When Director of Athletics Michael O’Brien told Marissa Hardiman that she had won one of only 10 $1,000 WPIAL scholarships awarded to female athletes, she was pretty surprised. She shouldn’t have been, because the tri-sport scholar athlete has excelled at just about everything she’s done since beginning her freshman year at Fox Chapel Area High School.
“I had looked up past winners and they all played sports in college, and I decided not to,” says Marissa, who bucked her family’s tradition of enrolling at Notre Dame to go to Georgetown University’s College of Foreign Service. “I was really excited. It’s a big honor.”
The awards are issued annually to 10 males and 10 females and are based upon applicants’ athletic and educational achievements, as well volunteer and community service activities.
Marissa has been a varsity starter on the field hockey and lacrosse teams since she was a freshman. She decided to add indoor track last year and ran the open 200 and 400, and often was a member of the 4×400 and 2×200 relay teams.
“When I was a freshman and sophomore, we were the WPIAL field hockey champs, and section champs for three years,” says team goalie Marissa, who has played sports pretty much her entire life. “In lacrosse, I’m a midfielder. We were the WPIAL runner-up last year and section champs in my sophomore and junior years.”
Throughout high school, Marissa also has challenged herself academically by taking numerous Advanced Placement classes. She holds a grade point average of 4.33, something that probably was a big factor in her selection as an awardee.
Even though Marissa spends every season in practice, competing, or studying, she still has found time to give back to her community. She does a lot of volunteering, some in support of the environment, and also has gone on many mission trips with her church.

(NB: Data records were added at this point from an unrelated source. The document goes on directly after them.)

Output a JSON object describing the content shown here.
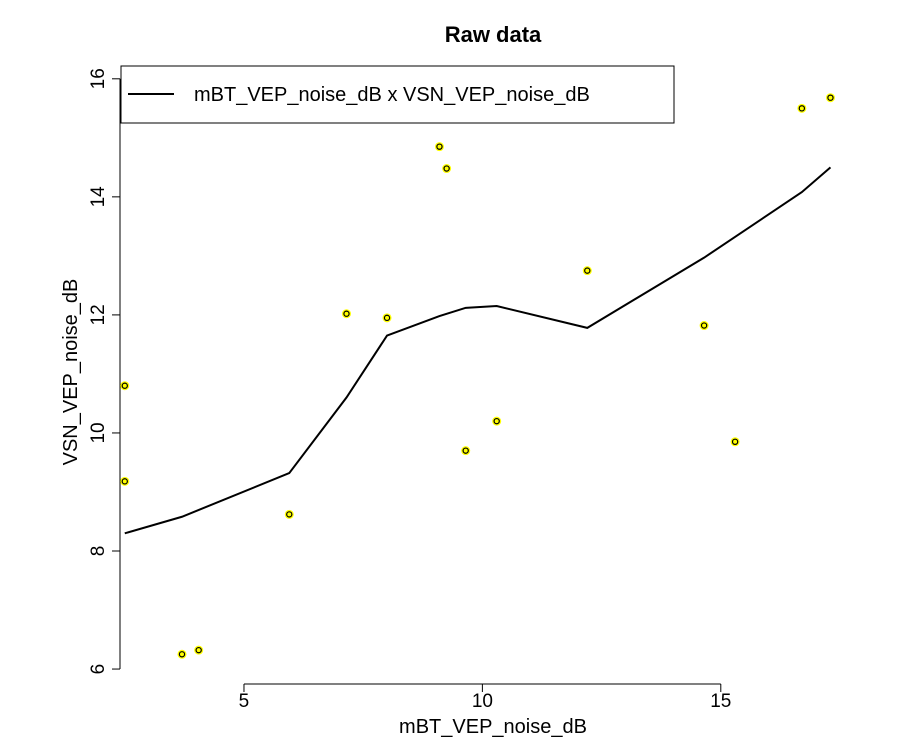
{
  "chart_data": {
    "type": "scatter",
    "title": "Raw data",
    "xlabel": "mBT_VEP_noise_dB",
    "ylabel": "VSN_VEP_noise_dB",
    "xlim": [
      2.4,
      17.5
    ],
    "ylim": [
      5.95,
      16.2
    ],
    "xticks": [
      5,
      10,
      15
    ],
    "yticks": [
      6,
      8,
      10,
      12,
      14,
      16
    ],
    "legend": {
      "position": "top-left",
      "entries": [
        "mBT_VEP_noise_dB x VSN_VEP_noise_dB"
      ]
    },
    "grid": false,
    "points": [
      [
        2.5,
        10.8
      ],
      [
        2.5,
        9.18
      ],
      [
        3.7,
        6.25
      ],
      [
        4.05,
        6.32
      ],
      [
        5.95,
        8.62
      ],
      [
        7.15,
        12.02
      ],
      [
        8.0,
        11.95
      ],
      [
        9.1,
        14.85
      ],
      [
        9.25,
        14.48
      ],
      [
        9.65,
        9.7
      ],
      [
        10.3,
        10.2
      ],
      [
        12.2,
        12.75
      ],
      [
        14.65,
        11.82
      ],
      [
        15.3,
        9.85
      ],
      [
        16.7,
        15.5
      ],
      [
        17.3,
        15.68
      ]
    ],
    "smooth_line": [
      [
        2.5,
        8.3
      ],
      [
        3.7,
        8.58
      ],
      [
        5.95,
        9.32
      ],
      [
        7.15,
        10.6
      ],
      [
        8.0,
        11.65
      ],
      [
        9.1,
        11.98
      ],
      [
        9.65,
        12.12
      ],
      [
        10.3,
        12.15
      ],
      [
        12.2,
        11.78
      ],
      [
        14.65,
        12.97
      ],
      [
        16.7,
        14.08
      ],
      [
        17.3,
        14.5
      ]
    ],
    "colors": {
      "marker_fill": "#ffff00",
      "marker_stroke": "#000000",
      "line": "#000000"
    }
  }
}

At school, she is a member of the National Honor Society and Spanish National Honor Society. She also serves as co-president of the Latin Club and participated in the school’s Big Brothers/Big Sisters program for two years.
The biggest challenge ahead of Marissa may not be in what she does, but in what she doesn’t do. After playing sports from a really young age, starting with soccer, she made the tough decision to bow out of varsity athletics during college. She certainly could have played on many field hockey and lacrosse teams, but wants to concentrate on her studies.
“I’ve always been drawn to team sports, so not playing is going to be a big change,” she admits. “I’ll definitely have to play in some capacity, perhaps at the club level.”
“Marissa epitomizes what it means to be a student athlete,” says Mr. O’Brien. “She is positive, leads by example, and is a role model in the classroom and on the field. She is exceptionally dedicated to both academics and the sports she plays, and always holds herself to the highest standards. I have no doubt that she will continue to be successful in whatever endeavors she chooses in the years to come.”